Another Sequoia observation got our attention, and it’s about what comes next with generative AI applications. Their contention is that the large model companies (OpenAI, Google, Meta, Anthropic) will not invest significantly in specific generative AI applications outside of their base models, and that instead, they will rely on application developers to create those tools. As they note:
As the research labs further push the boundaries on horizontal general-purpose reasoning, we still need application or domain-specific reasoning to deliver useful AI agents. The messy real world requires significant domain and application-specific reasoning that cannot efficiently be encoded in a general model.
We’ve been forecasting this for over a year: while you will use tools like ChatGPT and Claude for all sorts of general things, if you want a version that is, say, an incredibly strong and accurate ghostwriter that knows your brand voice, style guide, etc., someone else is going to need to write that application (using a large language model (LLM) like ChatGPT as its core engine) — the base model itself won’t be expert enough to provide the specificity and quality you need. And for very smart agents, these applications will include a cognitive architecture (how the generative AI agent should “think”), combined with searches of proprietary data, specific prompts working behind the scenes, and more.
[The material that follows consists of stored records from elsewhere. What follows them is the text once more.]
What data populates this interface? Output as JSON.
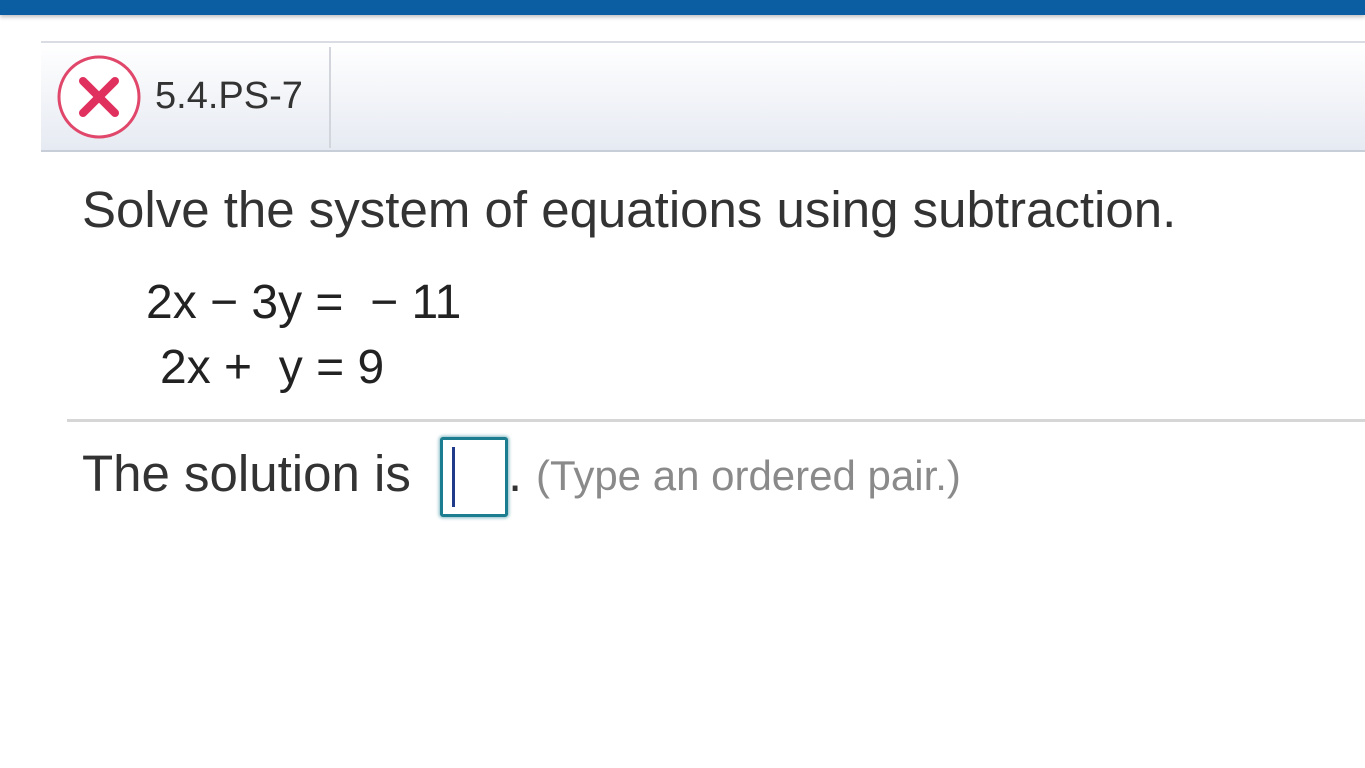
{
  "header": {
    "question_id": "5.4.PS-7",
    "status_icon": "incorrect-x-icon",
    "status_color": "#e0476b"
  },
  "question": {
    "instruction": "Solve the system of equations using subtraction.",
    "equations": [
      "2x − 3y =  − 11",
      "2x +  y = 9"
    ]
  },
  "answer": {
    "prefix": "The solution is",
    "input_value": "",
    "period": ".",
    "hint": "(Type an ordered pair.)"
  },
  "colors": {
    "top_bar": "#0b5ea2",
    "input_border": "#1b7d8f",
    "hint_text": "#8a8a8a"
  }
}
This is in essence what we’ve done with our leadership AI, ALEX: while it runs on Claude to interpret and generate responses, we’ve tried to code into it the thought processes that we believe our advisors use when serving clients, we’ve included a search of over one million words of our proprietary text, and we’ve written thousands of lines of prompting code that outline our advisory philosophy, ALEX’s personality, response preferences, and more. Because without all that, the leadership advice general models give just isn’t very special.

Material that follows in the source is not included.